Before we can evaluate Web3's promises, we need to understand what came before it. The web has evolved significantly since its invention, and each iteration has brought new possibilities—and new problems.
Web 1.0: The Read-Only Web
Tim Berners-Lee invented the first iteration of the World Wide Web, now known as Web 1.0, in 1989 while working at CERN, a European research center. With scientists and researchers spread across the world, they needed a better way to share information. Berners-Lee's solution was a system of linked documents that could be accessed through a browser—the "web" of information we know today.
Initially, the web was mainly accessible to scientists and academics. But once user-friendly browsers became available to the general public in the early 1990s—particularly the Mosaic browser in 1993 with its "point-and-click" interface—the web rapidly expanded to millions of users.[1]

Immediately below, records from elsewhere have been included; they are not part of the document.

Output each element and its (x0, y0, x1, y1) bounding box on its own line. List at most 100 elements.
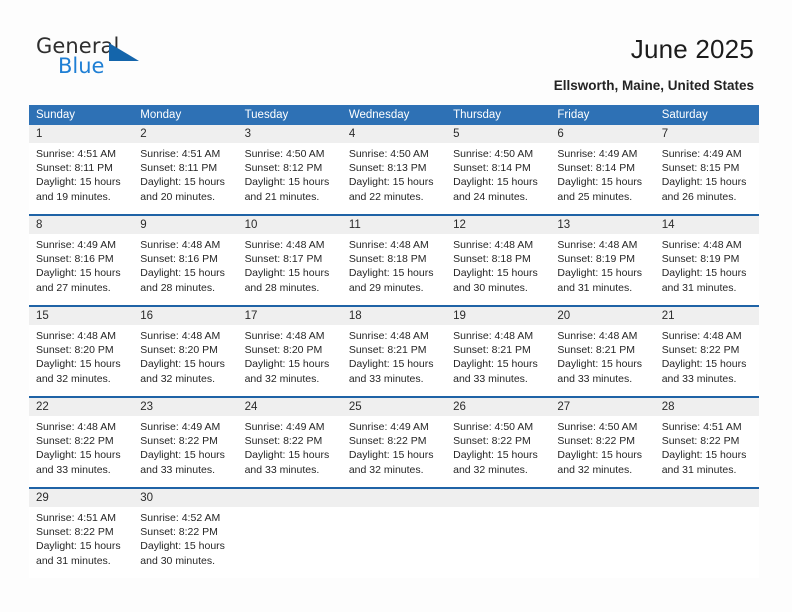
calendar-day-cell[interactable]: 17 Sunrise: 4:48 AM Sunset: 8:20 PM Dayligh… (237, 305, 342, 397)
calendar-day-cell[interactable]: 6 Sunrise: 4:49 AM Sunset: 8:14 PM Daylight… (550, 125, 655, 215)
calendar-day-cell[interactable]: 3 Sunrise: 4:50 AM Sunset: 8:12 PM Daylight… (237, 125, 342, 215)
daylight-duration-line1: Daylight: 15 hours (36, 358, 121, 371)
calendar-day-cell[interactable]: 8 Sunrise: 4:49 AM Sunset: 8:16 PM Daylight… (29, 214, 134, 306)
daylight-duration-line2: and 31 minutes. (557, 281, 633, 294)
daylight-duration-line1: Daylight: 15 hours (453, 176, 538, 189)
calendar-day-cell[interactable]: 18 Sunrise: 4:48 AM Sunset: 8:21 PM Dayligh… (341, 305, 447, 397)
calendar-day-cell[interactable]: 10 Sunrise: 4:48 AM Sunset: 8:17 PM Dayligh… (237, 214, 342, 306)
day-details: Sunrise: 4:51 AM Sunset: 8:11 PM Daylight:… (29, 143, 133, 204)
calendar-day-cell[interactable]: 21 Sunrise: 4:48 AM Sunset: 8:22 PM Dayligh… (654, 305, 759, 397)
daylight-duration-line2: and 31 minutes. (36, 554, 111, 567)
calendar-day-cell[interactable]: 14 Sunrise: 4:48 AM Sunset: 8:19 PM Dayligh… (654, 214, 759, 306)
calendar-day-cell[interactable]: 27 Sunrise: 4:50 AM Sunset: 8:22 PM Dayligh… (550, 396, 655, 488)
sunset-time: Sunset: 8:21 PM (348, 344, 427, 357)
calendar-day-cell[interactable]: 15 Sunrise: 4:48 AM Sunset: 8:20 PM Dayligh… (29, 305, 134, 397)
day-details: Sunrise: 4:50 AM Sunset: 8:22 PM Daylight:… (550, 416, 654, 477)
sunrise-time: Sunrise: 4:50 AM (557, 421, 638, 433)
sunset-time: Sunset: 8:22 PM (36, 435, 114, 448)
day-number: 29 (29, 489, 134, 507)
sunrise-time: Sunrise: 4:48 AM (140, 239, 221, 251)
day-number: 19 (446, 307, 551, 325)
day-number (550, 489, 655, 507)
sunrise-time: Sunrise: 4:48 AM (661, 330, 742, 342)
daylight-duration-line2: and 32 minutes. (244, 372, 320, 385)
sunrise-time: Sunrise: 4:51 AM (140, 148, 221, 160)
calendar-week-row: 29 Sunrise: 4:51 AM Sunset: 8:22 PM Dayligh… (29, 487, 759, 578)
calendar-day-cell[interactable]: 26 Sunrise: 4:50 AM Sunset: 8:22 PM Dayligh… (446, 396, 551, 488)
calendar-day-cell[interactable]: 23 Sunrise: 4:49 AM Sunset: 8:22 PM Dayligh… (133, 396, 238, 488)
calendar-day-cell[interactable]: 11 Sunrise: 4:48 AM Sunset: 8:18 PM Dayligh… (341, 214, 447, 306)
day-number: 8 (29, 216, 134, 234)
calendar-day-cell[interactable]: 29 Sunrise: 4:51 AM Sunset: 8:22 PM Dayligh… (29, 487, 134, 578)
daylight-duration-line2: and 33 minutes. (661, 372, 737, 385)
daylight-duration-line2: and 32 minutes. (348, 463, 424, 476)
day-details: Sunrise: 4:48 AM Sunset: 8:19 PM Daylight:… (655, 234, 759, 295)
logo-triangle-icon (109, 43, 139, 61)
calendar-day-cell[interactable]: 24 Sunrise: 4:49 AM Sunset: 8:22 PM Dayligh… (237, 396, 342, 488)
day-number: 30 (133, 489, 238, 507)
calendar-day-cell[interactable]: 25 Sunrise: 4:49 AM Sunset: 8:22 PM Dayligh… (341, 396, 447, 488)
day-details: Sunrise: 4:49 AM Sunset: 8:22 PM Daylight:… (342, 416, 446, 477)
day-number (446, 489, 551, 507)
day-details: Sunrise: 4:48 AM Sunset: 8:20 PM Daylight:… (29, 325, 133, 386)
daylight-duration-line1: Daylight: 15 hours (36, 540, 121, 553)
daylight-duration-line1: Daylight: 15 hours (661, 176, 747, 189)
calendar-day-cell[interactable]: 19 Sunrise: 4:48 AM Sunset: 8:21 PM Dayligh… (446, 305, 551, 397)
sunset-time: Sunset: 8:21 PM (453, 344, 531, 357)
calendar-day-cell[interactable]: 16 Sunrise: 4:48 AM Sunset: 8:20 PM Dayligh… (133, 305, 238, 397)
sunrise-time: Sunrise: 4:48 AM (453, 239, 534, 251)
daylight-duration-line2: and 33 minutes. (140, 463, 215, 476)
daylight-duration-line2: and 22 minutes. (348, 190, 424, 203)
daylight-duration-line2: and 21 minutes. (244, 190, 320, 203)
calendar-day-cell[interactable]: 2 Sunrise: 4:51 AM Sunset: 8:11 PM Daylight… (133, 125, 238, 215)
calendar-day-cell[interactable]: 28 Sunrise: 4:51 AM Sunset: 8:22 PM Dayligh… (654, 396, 759, 488)
sunset-time: Sunset: 8:22 PM (244, 435, 323, 448)
daylight-duration-line1: Daylight: 15 hours (140, 358, 225, 371)
day-number: 16 (133, 307, 238, 325)
weekday-header-monday: Monday (133, 105, 238, 125)
calendar-day-cell[interactable]: 13 Sunrise: 4:48 AM Sunset: 8:19 PM Dayligh… (550, 214, 655, 306)
day-details: Sunrise: 4:48 AM Sunset: 8:22 PM Daylight:… (655, 325, 759, 386)
sunrise-time: Sunrise: 4:50 AM (453, 421, 534, 433)
day-details: Sunrise: 4:48 AM Sunset: 8:18 PM Daylight:… (446, 234, 550, 295)
calendar-week-row: 22 Sunrise: 4:48 AM Sunset: 8:22 PM Dayligh… (29, 396, 759, 488)
calendar-page: General Blue June 2025 Ellsworth, Maine,… (0, 0, 792, 612)
sunrise-time: Sunrise: 4:51 AM (36, 148, 116, 160)
daylight-duration-line1: Daylight: 15 hours (140, 540, 225, 553)
daylight-duration-line1: Daylight: 15 hours (348, 267, 434, 280)
logo-text-blue: Blue (58, 54, 105, 78)
calendar-day-cell[interactable]: 5 Sunrise: 4:50 AM Sunset: 8:14 PM Daylight… (446, 125, 551, 215)
calendar-day-cell[interactable]: 7 Sunrise: 4:49 AM Sunset: 8:15 PM Daylight… (654, 125, 759, 215)
day-details: Sunrise: 4:49 AM Sunset: 8:22 PM Daylight:… (133, 416, 237, 477)
daylight-duration-line2: and 28 minutes. (140, 281, 215, 294)
sunset-time: Sunset: 8:14 PM (557, 162, 636, 175)
weekday-header-sunday: Sunday (29, 105, 134, 125)
day-number: 12 (446, 216, 551, 234)
daylight-duration-line1: Daylight: 15 hours (557, 358, 643, 371)
calendar-week-row: 1 Sunrise: 4:51 AM Sunset: 8:11 PM Daylight… (29, 125, 759, 215)
calendar-day-cell[interactable]: 22 Sunrise: 4:48 AM Sunset: 8:22 PM Dayligh… (29, 396, 134, 488)
sunrise-time: Sunrise: 4:48 AM (557, 239, 638, 251)
day-number (654, 489, 759, 507)
daylight-duration-line1: Daylight: 15 hours (348, 449, 434, 462)
calendar-day-cell-empty (446, 487, 551, 578)
day-number: 27 (550, 398, 655, 416)
calendar-day-cell-empty (237, 487, 342, 578)
calendar-day-cell[interactable]: 20 Sunrise: 4:48 AM Sunset: 8:21 PM Dayligh… (550, 305, 655, 397)
daylight-duration-line2: and 25 minutes. (557, 190, 633, 203)
general-blue-logo[interactable]: General Blue (36, 34, 156, 84)
calendar-day-cell[interactable]: 30 Sunrise: 4:52 AM Sunset: 8:22 PM Dayligh… (133, 487, 238, 578)
calendar-day-cell[interactable]: 9 Sunrise: 4:48 AM Sunset: 8:16 PM Daylight… (133, 214, 238, 306)
daylight-duration-line2: and 19 minutes. (36, 190, 111, 203)
sunrise-time: Sunrise: 4:48 AM (348, 239, 429, 251)
daylight-duration-line2: and 32 minutes. (453, 463, 528, 476)
page-header: General Blue June 2025 Ellsworth, Maine,… (0, 0, 792, 100)
calendar-day-cell[interactable]: 1 Sunrise: 4:51 AM Sunset: 8:11 PM Daylight… (29, 125, 134, 215)
day-number: 18 (341, 307, 447, 325)
day-details: Sunrise: 4:48 AM Sunset: 8:19 PM Daylight:… (550, 234, 654, 295)
calendar-day-cell-empty (654, 487, 759, 578)
sunset-time: Sunset: 8:22 PM (36, 526, 114, 539)
calendar-day-cell[interactable]: 12 Sunrise: 4:48 AM Sunset: 8:18 PM Dayligh… (446, 214, 551, 306)
calendar-day-cell[interactable]: 4 Sunrise: 4:50 AM Sunset: 8:13 PM Daylight… (341, 125, 447, 215)
sunrise-time: Sunrise: 4:48 AM (557, 330, 638, 342)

Here's the key limitation of Web 1.0: it was essentially read-only. Most users didn't change what was on the web—they simply read the static pages created by information providers. The web was a collection of documents you could browse, but not really interact with.
Web 2.0: The Read-Write (and Surveillance) Web
Web 2.0 is the implementation of the web we use now. Though it wasn't really "invented" at a specific moment, the term reflects new developments in technology and a shift in how users could interact online. This iteration is characterized by dynamic webpages, user-generated content, and interactivity between users.

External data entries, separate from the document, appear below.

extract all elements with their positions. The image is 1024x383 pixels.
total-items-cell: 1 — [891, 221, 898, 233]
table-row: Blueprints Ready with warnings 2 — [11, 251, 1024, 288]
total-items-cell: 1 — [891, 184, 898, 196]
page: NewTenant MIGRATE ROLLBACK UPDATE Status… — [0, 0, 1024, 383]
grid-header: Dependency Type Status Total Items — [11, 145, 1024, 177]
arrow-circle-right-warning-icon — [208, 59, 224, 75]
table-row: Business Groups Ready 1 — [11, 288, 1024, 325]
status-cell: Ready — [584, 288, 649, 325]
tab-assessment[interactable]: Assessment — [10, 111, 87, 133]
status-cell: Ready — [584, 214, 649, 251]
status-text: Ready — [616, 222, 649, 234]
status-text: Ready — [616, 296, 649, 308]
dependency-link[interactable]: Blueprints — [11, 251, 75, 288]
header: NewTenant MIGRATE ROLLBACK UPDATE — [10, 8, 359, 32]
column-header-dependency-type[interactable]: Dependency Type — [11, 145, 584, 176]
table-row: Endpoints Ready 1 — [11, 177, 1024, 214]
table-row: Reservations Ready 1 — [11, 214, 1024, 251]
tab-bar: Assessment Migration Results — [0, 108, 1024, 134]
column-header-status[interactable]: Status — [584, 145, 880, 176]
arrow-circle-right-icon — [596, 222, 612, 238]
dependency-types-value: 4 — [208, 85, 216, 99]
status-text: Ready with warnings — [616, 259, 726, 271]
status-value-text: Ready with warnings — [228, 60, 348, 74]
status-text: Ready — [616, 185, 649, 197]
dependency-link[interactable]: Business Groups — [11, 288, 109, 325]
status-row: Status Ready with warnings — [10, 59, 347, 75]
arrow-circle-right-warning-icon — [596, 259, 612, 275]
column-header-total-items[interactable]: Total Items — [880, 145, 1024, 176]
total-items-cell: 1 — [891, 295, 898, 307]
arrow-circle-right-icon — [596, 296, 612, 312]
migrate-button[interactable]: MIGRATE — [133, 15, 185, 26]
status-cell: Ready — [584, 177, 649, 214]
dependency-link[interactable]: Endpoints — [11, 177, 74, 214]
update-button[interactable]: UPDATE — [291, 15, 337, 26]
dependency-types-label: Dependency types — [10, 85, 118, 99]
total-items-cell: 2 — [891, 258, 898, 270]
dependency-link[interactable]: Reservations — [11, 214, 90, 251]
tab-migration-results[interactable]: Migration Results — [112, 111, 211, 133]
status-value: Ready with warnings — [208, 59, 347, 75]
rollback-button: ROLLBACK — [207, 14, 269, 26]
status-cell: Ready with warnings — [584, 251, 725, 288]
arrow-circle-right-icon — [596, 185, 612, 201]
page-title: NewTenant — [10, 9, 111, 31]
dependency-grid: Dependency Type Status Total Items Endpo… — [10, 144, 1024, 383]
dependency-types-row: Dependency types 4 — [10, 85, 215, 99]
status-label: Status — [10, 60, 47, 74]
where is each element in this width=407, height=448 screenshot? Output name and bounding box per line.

Rather than just reading static pages, web users could now post information, contribute to sites, and interact with each other. This became known as the "read-write" web. Web 2.0 is thought to have emerged around 2004 with the rise of social networking platforms like Facebook and MySpace, which combined user-generated content with dynamic, interactive interfaces.[2] Users became central to how websites worked—they could contribute content, collaborate, and share knowledge. It was seen as "harnessing collective intelligence, turning the web into a kind of global brain."[3]
This sounds utopian. And in some ways, it was transformative. But there was a major side effect: companies could now own and profit from the content and data users were creating. The business model of Web 2.0 was built on providing "free" platforms in exchange for user data. Over time, platforms became increasingly sophisticated at collecting and monetizing this data.
As one researcher put it, the "architecture of participation" sometimes turned into an "architecture of exploitation."[4] This is the origin of the current controversies around Big Tech, the data economy, and user privacy online.
This evolution from read-only to read-write brought incredible new capabilities—but also created new problems around data, privacy, and corporate control. In the next post, I'll explore how the data economy emerged from Web 2.0's business model, and how it fundamentally changed our relationship with the internet.
References
1. M. Gillies and M. Cailliau, How the Web was Born: The Story of the World Wide Web. Oxford University Press, 2000.
2. T. O'Reilly, "What Is Web 2.0: Design Patterns and Business Models for the Next Generation of Software," O'Reilly Media, 2005.
3. T. O'Reilly, "Web 2.0 Compact Definition: Trying Again," O'Reilly Radar, 2006.
4. T. Scholz, "What the MySpace generation should know about working for free," Re-public, 2008.